Having just watched the previous, rather upbeat programme being recorded, I thought I would try a casual approach. One of the audience, an agony aunt, launched the attack. ‘When one has a disabled child, one compensates. You have created disabled children. They will have no idea of the interplay between men and women.’
She had decided that I would never meet anyone. A pity. I had hoped that I might. Another followed up with ‘You cannot always have what you want. You have manipulated events.’ A buttoned-up matron at the front, skirt clutched tight around her lest some contagion might seep osmotically from me to her, considered I was unworthy to be on the same podium as the other men and was in it for ‘self-aggrandisement’ as I had admitted to being on the programme three or four times before. It seemed to make no difference that I had been on the programme over several years on completely unrelated issues. There was no stopping her.

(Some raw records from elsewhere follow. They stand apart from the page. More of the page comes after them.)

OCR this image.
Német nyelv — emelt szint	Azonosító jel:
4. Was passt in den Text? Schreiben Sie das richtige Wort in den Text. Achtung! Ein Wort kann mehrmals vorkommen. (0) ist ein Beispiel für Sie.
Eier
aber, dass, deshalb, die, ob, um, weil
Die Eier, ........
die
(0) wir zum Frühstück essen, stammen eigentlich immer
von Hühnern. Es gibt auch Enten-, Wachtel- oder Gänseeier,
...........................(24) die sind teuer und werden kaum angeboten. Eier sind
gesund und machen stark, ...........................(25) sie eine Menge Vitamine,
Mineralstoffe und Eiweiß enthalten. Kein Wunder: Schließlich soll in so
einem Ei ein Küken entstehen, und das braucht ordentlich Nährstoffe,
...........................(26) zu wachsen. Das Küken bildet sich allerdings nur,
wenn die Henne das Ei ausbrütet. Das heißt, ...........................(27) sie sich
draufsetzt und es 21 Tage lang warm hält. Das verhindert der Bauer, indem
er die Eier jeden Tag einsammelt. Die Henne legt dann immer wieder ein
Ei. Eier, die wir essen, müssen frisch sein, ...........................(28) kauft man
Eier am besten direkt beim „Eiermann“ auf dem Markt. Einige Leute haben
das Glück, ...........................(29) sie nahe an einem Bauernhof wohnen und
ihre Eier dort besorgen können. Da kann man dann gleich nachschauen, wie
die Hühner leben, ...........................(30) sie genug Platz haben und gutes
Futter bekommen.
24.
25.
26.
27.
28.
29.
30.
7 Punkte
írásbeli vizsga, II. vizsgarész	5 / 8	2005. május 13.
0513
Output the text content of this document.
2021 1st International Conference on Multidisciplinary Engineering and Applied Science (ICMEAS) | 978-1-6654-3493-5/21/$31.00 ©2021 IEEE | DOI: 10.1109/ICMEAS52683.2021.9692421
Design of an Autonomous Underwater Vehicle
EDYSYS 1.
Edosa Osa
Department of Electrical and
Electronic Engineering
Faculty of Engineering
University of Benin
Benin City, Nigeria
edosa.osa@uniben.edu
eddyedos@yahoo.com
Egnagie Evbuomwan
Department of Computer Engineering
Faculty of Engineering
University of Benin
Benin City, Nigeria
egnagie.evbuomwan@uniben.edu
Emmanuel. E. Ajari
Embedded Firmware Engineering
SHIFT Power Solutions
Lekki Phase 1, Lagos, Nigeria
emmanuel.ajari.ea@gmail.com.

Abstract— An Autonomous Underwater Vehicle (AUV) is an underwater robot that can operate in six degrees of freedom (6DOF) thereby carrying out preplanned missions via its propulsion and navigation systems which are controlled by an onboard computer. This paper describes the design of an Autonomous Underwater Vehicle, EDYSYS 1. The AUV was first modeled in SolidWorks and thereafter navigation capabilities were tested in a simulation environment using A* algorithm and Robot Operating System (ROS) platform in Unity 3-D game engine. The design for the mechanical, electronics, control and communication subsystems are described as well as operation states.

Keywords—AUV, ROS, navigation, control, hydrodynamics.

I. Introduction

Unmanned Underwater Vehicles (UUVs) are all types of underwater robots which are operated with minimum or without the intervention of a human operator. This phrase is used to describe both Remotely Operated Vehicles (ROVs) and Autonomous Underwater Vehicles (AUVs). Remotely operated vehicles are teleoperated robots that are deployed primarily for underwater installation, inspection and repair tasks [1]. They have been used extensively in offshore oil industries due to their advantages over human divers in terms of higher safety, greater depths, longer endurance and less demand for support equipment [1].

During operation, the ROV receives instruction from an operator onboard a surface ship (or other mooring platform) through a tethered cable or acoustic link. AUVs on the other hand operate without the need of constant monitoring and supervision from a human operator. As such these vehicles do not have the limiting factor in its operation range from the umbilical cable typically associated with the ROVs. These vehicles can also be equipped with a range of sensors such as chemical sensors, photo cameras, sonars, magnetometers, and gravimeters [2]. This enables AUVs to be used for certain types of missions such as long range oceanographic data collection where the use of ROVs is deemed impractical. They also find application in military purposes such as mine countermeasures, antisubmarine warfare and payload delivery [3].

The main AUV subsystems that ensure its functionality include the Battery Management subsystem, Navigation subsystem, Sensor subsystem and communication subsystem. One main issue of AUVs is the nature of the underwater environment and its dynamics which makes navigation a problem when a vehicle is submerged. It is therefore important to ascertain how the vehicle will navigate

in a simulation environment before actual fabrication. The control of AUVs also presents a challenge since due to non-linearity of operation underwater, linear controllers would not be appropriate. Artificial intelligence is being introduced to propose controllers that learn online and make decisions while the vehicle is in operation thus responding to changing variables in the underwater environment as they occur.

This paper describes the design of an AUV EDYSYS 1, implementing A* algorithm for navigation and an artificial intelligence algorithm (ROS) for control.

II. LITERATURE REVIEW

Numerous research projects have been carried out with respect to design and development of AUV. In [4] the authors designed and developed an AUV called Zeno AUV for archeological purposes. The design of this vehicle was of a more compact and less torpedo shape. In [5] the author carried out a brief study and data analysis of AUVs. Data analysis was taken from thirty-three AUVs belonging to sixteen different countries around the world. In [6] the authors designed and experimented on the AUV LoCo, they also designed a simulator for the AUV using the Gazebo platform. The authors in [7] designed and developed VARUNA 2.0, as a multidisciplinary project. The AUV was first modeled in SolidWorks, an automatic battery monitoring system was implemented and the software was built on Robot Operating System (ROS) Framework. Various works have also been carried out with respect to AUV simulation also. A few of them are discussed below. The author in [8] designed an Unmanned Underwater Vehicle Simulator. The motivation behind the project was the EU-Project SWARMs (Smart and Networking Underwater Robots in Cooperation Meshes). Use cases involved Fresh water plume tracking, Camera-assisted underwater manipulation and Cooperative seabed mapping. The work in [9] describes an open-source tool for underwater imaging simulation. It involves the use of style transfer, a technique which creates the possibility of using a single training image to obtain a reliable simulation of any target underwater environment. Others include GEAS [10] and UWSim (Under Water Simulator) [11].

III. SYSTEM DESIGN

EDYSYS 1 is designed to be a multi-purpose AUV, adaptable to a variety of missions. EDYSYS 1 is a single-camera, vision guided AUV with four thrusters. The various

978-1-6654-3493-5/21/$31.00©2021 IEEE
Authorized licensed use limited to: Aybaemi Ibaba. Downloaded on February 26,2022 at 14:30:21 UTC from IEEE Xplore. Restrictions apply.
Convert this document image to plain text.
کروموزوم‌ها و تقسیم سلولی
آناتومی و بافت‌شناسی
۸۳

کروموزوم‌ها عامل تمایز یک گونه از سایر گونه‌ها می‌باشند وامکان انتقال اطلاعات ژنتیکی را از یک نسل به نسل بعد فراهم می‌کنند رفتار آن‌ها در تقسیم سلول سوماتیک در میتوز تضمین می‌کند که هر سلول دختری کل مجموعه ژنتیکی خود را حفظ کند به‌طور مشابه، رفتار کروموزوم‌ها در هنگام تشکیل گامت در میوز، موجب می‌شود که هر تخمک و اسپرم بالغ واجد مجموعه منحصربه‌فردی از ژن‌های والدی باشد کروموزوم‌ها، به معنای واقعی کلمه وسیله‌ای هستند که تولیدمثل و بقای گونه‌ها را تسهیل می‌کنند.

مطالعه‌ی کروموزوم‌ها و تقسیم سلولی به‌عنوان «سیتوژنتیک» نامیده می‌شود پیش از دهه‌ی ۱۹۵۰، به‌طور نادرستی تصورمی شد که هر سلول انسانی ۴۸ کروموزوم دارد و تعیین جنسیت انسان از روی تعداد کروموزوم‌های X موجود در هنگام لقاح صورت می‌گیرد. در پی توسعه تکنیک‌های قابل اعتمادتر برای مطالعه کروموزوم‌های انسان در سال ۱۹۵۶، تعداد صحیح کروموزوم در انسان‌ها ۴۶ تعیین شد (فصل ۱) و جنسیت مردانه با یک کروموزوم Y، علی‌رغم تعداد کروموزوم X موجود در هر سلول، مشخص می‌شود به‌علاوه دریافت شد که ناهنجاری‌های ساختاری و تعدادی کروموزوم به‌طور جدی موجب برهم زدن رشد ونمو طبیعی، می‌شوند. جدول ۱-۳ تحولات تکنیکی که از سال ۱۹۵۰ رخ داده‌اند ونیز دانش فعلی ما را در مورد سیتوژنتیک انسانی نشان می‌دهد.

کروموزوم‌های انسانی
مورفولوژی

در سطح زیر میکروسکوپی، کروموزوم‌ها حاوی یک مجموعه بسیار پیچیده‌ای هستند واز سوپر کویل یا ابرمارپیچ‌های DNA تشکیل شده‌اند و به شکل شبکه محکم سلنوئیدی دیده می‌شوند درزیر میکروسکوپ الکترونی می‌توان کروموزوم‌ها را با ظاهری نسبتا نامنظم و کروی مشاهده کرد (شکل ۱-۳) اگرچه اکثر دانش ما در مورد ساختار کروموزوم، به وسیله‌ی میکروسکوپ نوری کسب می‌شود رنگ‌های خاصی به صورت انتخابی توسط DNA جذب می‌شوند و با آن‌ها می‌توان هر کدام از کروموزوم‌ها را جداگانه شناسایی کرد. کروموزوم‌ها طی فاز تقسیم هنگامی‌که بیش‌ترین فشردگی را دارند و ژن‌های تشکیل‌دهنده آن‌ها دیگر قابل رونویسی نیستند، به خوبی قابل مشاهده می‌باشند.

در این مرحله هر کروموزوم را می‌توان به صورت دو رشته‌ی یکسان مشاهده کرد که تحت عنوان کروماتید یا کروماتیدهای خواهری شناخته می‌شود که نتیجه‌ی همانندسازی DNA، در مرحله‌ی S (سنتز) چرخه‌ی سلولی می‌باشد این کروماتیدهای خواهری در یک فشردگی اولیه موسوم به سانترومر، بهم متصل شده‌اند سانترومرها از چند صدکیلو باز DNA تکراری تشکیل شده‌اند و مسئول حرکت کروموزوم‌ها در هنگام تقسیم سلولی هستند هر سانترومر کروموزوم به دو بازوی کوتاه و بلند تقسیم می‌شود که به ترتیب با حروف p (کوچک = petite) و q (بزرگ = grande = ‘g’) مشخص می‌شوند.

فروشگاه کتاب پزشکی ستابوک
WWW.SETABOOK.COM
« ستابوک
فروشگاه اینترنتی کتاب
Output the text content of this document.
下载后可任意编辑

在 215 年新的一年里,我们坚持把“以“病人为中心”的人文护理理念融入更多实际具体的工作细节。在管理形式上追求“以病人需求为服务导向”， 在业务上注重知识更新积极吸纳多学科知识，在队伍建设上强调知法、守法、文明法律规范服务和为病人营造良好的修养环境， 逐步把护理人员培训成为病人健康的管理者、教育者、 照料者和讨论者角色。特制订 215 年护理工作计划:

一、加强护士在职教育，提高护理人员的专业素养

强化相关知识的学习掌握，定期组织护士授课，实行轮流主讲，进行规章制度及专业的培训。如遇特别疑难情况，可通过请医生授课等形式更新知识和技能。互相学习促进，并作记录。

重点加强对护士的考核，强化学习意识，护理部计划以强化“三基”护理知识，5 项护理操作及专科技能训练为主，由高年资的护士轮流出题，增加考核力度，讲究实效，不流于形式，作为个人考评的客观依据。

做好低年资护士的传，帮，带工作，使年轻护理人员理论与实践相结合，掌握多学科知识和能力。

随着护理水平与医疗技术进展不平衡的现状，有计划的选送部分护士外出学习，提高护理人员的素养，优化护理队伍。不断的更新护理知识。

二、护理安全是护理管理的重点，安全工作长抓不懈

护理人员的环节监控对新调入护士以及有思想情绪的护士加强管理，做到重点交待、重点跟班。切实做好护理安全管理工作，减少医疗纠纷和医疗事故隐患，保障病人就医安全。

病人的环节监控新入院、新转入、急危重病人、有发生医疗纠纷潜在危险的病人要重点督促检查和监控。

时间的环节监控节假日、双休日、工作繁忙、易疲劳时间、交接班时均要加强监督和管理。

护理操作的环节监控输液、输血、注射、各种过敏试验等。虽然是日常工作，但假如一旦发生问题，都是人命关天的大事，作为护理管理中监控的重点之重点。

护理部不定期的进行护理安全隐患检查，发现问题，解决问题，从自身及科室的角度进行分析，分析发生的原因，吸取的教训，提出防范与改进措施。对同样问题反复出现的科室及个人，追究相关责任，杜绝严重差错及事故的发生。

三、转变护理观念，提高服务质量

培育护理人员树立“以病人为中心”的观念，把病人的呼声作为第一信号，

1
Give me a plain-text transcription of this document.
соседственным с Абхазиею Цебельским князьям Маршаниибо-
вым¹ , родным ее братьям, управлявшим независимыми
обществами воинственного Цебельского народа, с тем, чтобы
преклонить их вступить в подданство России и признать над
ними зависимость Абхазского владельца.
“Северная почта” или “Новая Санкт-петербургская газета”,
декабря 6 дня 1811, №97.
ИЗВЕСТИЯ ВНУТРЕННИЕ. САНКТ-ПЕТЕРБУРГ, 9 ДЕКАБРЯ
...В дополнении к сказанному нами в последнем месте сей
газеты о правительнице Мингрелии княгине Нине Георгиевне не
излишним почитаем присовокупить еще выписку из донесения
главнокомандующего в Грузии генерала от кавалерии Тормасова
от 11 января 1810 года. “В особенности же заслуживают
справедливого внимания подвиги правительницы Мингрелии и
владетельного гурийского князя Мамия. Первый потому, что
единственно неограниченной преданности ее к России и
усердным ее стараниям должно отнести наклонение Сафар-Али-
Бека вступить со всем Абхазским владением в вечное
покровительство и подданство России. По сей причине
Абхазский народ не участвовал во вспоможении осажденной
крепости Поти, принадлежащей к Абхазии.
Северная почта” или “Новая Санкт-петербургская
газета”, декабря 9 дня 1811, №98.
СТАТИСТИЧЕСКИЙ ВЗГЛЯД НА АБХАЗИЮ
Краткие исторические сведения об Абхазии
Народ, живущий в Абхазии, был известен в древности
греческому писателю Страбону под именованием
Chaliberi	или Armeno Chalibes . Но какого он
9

Esther phoned me the following day. ‘I think I’m the only one who knows how sensitive you are. You cover it up so well. That woman in the front was very cruel. I think she’s ‘pro life’ or something. You could have said, "Do you know how hurtful what you have said is?"’
‘Actually, I thought at the time, what I wanted to say was that she would feel much better after a good rogering and that, had I not come on the show out of loyalty to you, I wouldn’t have had to give people like her the time of day. But I suspect you would have edited it out anyway.’
‘We have to cut some time, so I’ll see what we should edit out.’
There was my private life and my private persona and, by my very presence, there was I inviting these people I would never see again to have a poke around in both.
Another woman in the audience had seemed to have taken a leaf out the Jeremy Paxman charm handbook.
‘You don’t even know that you’ll be allowed to keep them, do you?’
I could think of better ways of spending a Wednesday afternoon.
‘I think these women saw you as a threat,’ Esther told me. ‘There you are proving you don’t need a woman in your life. You can just get on with things. What you have never made much of is what you do for your father.’
‘Of course not. I know how he would feel about how he is now. He would hate it and he would hate everyone to know.’
I knew that she was saying it stopped people knowing what I am really like, but I felt that the guard was what was holding me together.